Ученическое кресло я просто обожала. Оно было похоже на кресла, которые я видела в школах в кино, вплоть до буковок, вырезанных на дереве, и засохшей жвачки, прилепленной под столешницей прикрепленного к нему стола. Кто‑то даже вырезал на нем стилизованную букву S из шести взаимосвязанных линий, которой были одержимы и я, и мои одноклассники. Для меня не имело значения, что стол предназначался для левшей или что одна из его ножек лишилась своей резиновой насадки. Я втиснула его между диваном и стеной и часами сидела, угнездившись в его коконе, покачиваясь взад-вперед за счет неустойчивости укороченной ножки, играя, поднимая руку, словно была одной из учениц школы «из телевизора».

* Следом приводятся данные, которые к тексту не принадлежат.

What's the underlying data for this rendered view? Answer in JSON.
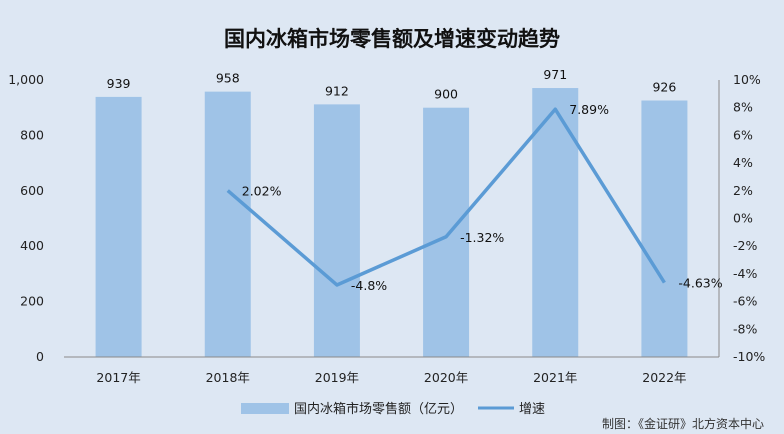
{
  "chart_data": {
    "type": "bar+line",
    "title": "国内冰箱市场零售额及增速变动趋势",
    "categories": [
      "2017年",
      "2018年",
      "2019年",
      "2020年",
      "2021年",
      "2022年"
    ],
    "series": [
      {
        "name": "国内冰箱市场零售额（亿元）",
        "type": "bar",
        "axis": "left",
        "values": [
          939,
          958,
          912,
          900,
          971,
          926
        ],
        "labels": [
          "939",
          "958",
          "912",
          "900",
          "971",
          "926"
        ]
      },
      {
        "name": "增速",
        "type": "line",
        "axis": "right",
        "values": [
          null,
          2.02,
          -4.8,
          -1.32,
          7.89,
          -4.63
        ],
        "labels": [
          "",
          "2.02%",
          "-4.8%",
          "-1.32%",
          "7.89%",
          "-4.63%"
        ]
      }
    ],
    "left_axis": {
      "ylim": [
        0,
        1000
      ],
      "ticks": [
        "0",
        "200",
        "400",
        "600",
        "800",
        "1,000"
      ]
    },
    "right_axis": {
      "ylim": [
        -10,
        10
      ],
      "ticks": [
        "-10%",
        "-8%",
        "-6%",
        "-4%",
        "-2%",
        "0%",
        "2%",
        "4%",
        "6%",
        "8%",
        "10%"
      ]
    },
    "grid": false,
    "legend": "bottom",
    "colors": {
      "bar": "#9fc3e7",
      "line": "#5b9bd5",
      "background": "#dde7f3"
    }
  },
  "footer": {
    "credit": "制图：《金证研》北方资本中心"
  }
}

У магазинной тележки была ржавая «старческая гречка». Каждый раз, когда я вытаскивала ее со стоянки между креслом и диваном, этих пятнышек оказывалось больше. Примерно через каждый фут пути она издавала сварливое попискивание. Эти протесты становились громче в холодную погоду, когда снег, слякоть и соль атаковали ее артритные колеса. Иногда толкать ее по зимним заснеженным тротуарам становилось так трудно, что я закрывала глаза и представляла, что иду по собственной лужайке в каком‑то деревенском райском уголке, толкая перед собой одну из тех красных газонокосилок, которые иногда показывали по телевизору.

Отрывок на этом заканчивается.